As tariffs mount and global markets falter, Beijing maintains that its economy can weather the storm better than many expect.
When President Trump recently imposed additional 10% tariffs on Chinese goods, which took effect in February and increased to 20% in March, Beijing’s response was notably measured. The calm demeanor reflects a strategic calculation that China has effectively insulated its economy from the worst effects of trade tensions.
“What makes this trade war different from the previous one is that China has spent years reducing its dependence on American markets,” said Michael Pettis, a finance professor at Peking University and senior fellow at the Carnegie Endowment for International Peace.
Over the past two decades, China has systematically decreased trade’s importance to its overall economy. Imports and exports now account for approximately 37% of China’s GDP, compared to more than 60% in the early 2000s. In recent years, U.S.-China trade has declined, particularly in sectors hit by previous tariffs and export controls.
This shift represents a deliberate strategy to build resilience against external economic pressures. China has instead ramped up trade with other partners including the European Union, Mexico, and Vietnam. The country’s share of global trade has climbed roughly 4% since 2016, when President Trump first took office, even as the United States’ share has dipped.
Manufacturing executives in China acknowledge the pressure but remain confident in their ability to adapt. “We are the manufacturers, it will hurt us for sure. But it’s ordinary customers in the U.S. who will pay for this,” said Qian, a business owner who noted orders from U.S. customers had slowed significantly since Trump took office for his second term. “I can either reduce production or I look for new markets to absorb our surplus.”
While Chinese officials have publicly threatened retaliation, their actual economic response has been calibrated to avoid escalation. A common maxim of trade wars is that the best retaliation is not to retaliate at all. Such conflicts are counterproductive, as raising levies on imports simply increases costs for domestic consumers, more than offsetting benefits that local producers may enjoy.
However, analysts warn that the outward calm masks real concerns.
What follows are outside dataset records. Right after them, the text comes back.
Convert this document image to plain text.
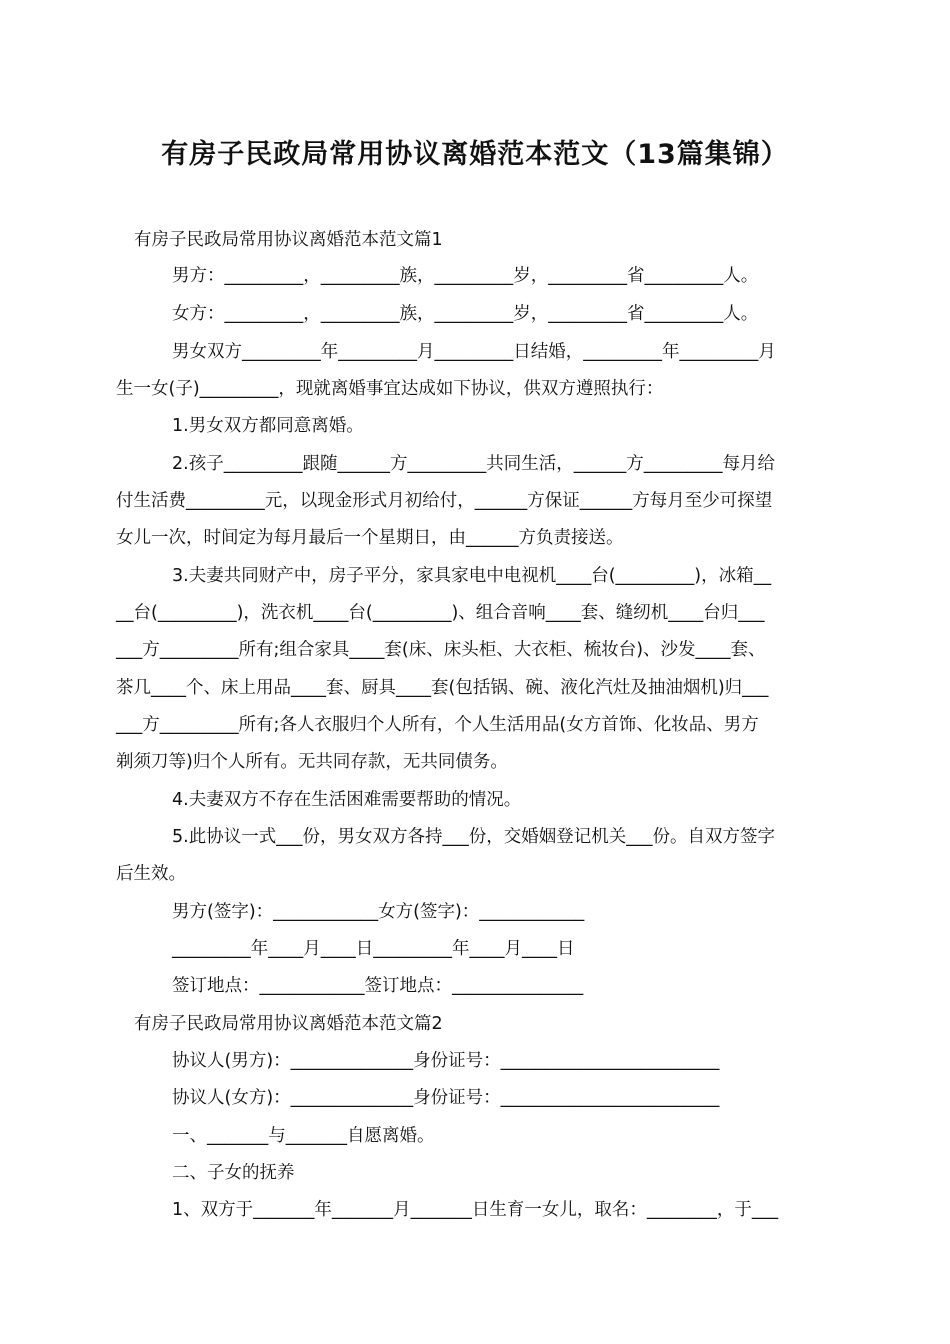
有房子民政局常用协议离婚范本范文（13篇集锦）
有房子民政局常用协议离婚范本范文篇1
男方：_________，_________族，_________岁，_________省_________人。
女方：_________，_________族，_________岁，_________省_________人。
男女双方_________年_________月_________日结婚，_________年_________月
生一女(子)_________，现就离婚事宜达成如下协议，供双方遵照执行：
1.男女双方都同意离婚。
2.孩子_________跟随______方_________共同生活，______方_________每月给
付生活费_________元，以现金形式月初给付，______方保证______方每月至少可探望
女儿一次，时间定为每月最后一个星期日，由______方负责接送。
3.夫妻共同财产中，房子平分，家具家电中电视机____台(_________)，冰箱__
__台(_________)，洗衣机____台(_________)、组合音响____套、缝纫机____台归___
___方_________所有;组合家具____套(床、床头柜、大衣柜、梳妆台)、沙发____套、
茶几____个、床上用品____套、厨具____套(包括锅、碗、液化汽灶及抽油烟机)归___
___方_________所有;各人衣服归个人所有，个人生活用品(女方首饰、化妆品、男方
剃须刀等)归个人所有。无共同存款，无共同债务。
4.夫妻双方不存在生活困难需要帮助的情况。
5.此协议一式___份，男女双方各持___份，交婚姻登记机关___份。自双方签字
后生效。
男方(签字)：____________女方(签字)：____________
_________年____月____日_________年____月____日
签订地点：____________签订地点：_______________
有房子民政局常用协议离婚范本范文篇2
协议人(男方)：______________身份证号：_________________________
协议人(女方)：______________身份证号：_________________________
一、_______与_______自愿离婚。
二、子女的抚养
1、双方于_______年_______月_______日生育一女儿，取名：________，于___
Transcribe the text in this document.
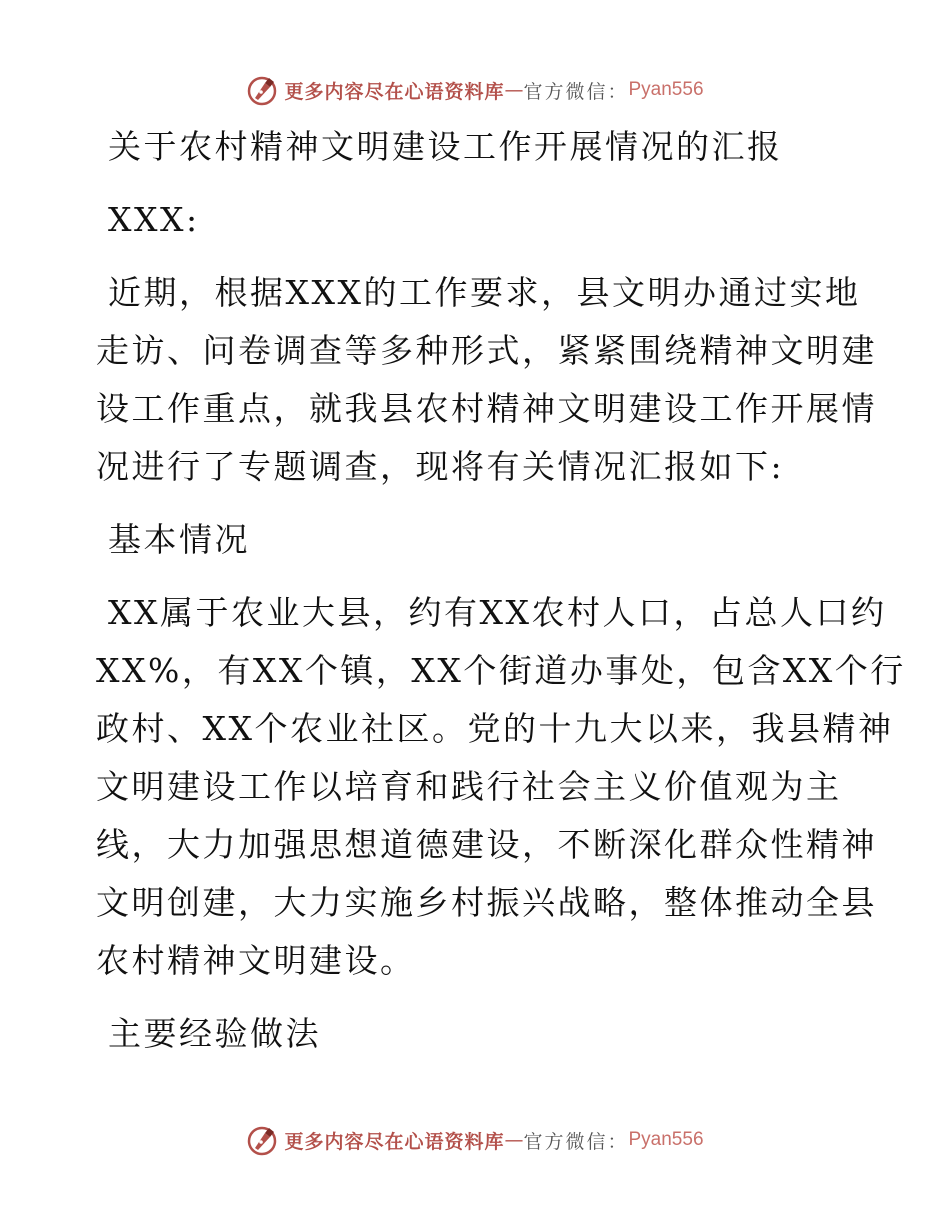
更多内容尽在心语资料库 — 官方微信： Pyan556

关于农村精神文明建设工作开展情况的汇报

XXX:

近期，根据XXX的工作要求，县文明办通过实地

走访、问卷调查等多种形式，紧紧围绕精神文明建

设工作重点，就我县农村精神文明建设工作开展情

况进行了专题调查，现将有关情况汇报如下:

基本情况

XX属于农业大县，约有XX农村人口，占总人口约

XX%，有XX个镇，XX个街道办事处，包含XX个行

政村、XX个农业社区。党的十九大以来，我县精神

文明建设工作以培育和践行社会主义价值观为主

线，大力加强思想道德建设，不断深化群众性精神

文明创建，大力实施乡村振兴战略，整体推动全县

农村精神文明建设。

主要经验做法

更多内容尽在心语资料库 — 官方微信： Pyan556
According to Citigroup Inc., the 54% US tariffs on China’s goods announced since the start of Trump’s second presidential term may drag the country’s gross domestic product growth down by 2.4 percentage points in 2025. That assessment, made before considering any offsetting measures, suggests China’s growth could face significant headwinds.
The latest economic data provides mixed signals. Official figures from China in a previous trade war round showed its industrial output growth falling to a 17-year low. Similar patterns could emerge as the current tensions unfold.
For global investors and policymakers, the long-term implications remain uncertain. As both foreign and domestic investors take a more cautious approach to capital spending in China, real fixed investment could be restrained, reflecting losses in real exports, financial stress, declining equity prices, and reduced foreign investment.
“There is a recognition that the global trading system is broken in some very fundamental way,” Pettis told CBS News. “The only question is are they resolved in a bad way, or a less bad way. But it is going to get difficult.”
Despite these challenges, Beijing continues to project confidence that its economy has already been trade-war-proofed, built to withstand precisely this kind of economic confrontation.
As markets continue to respond negatively to the escalating tensions, the true test of China’s economic resilience lies ahead. While Chinese officials publicly downplay the effects, behind closed doors they are likely accelerating efforts to further reduce dependence on American markets and strengthen domestic consumption as a buffer against external shocks.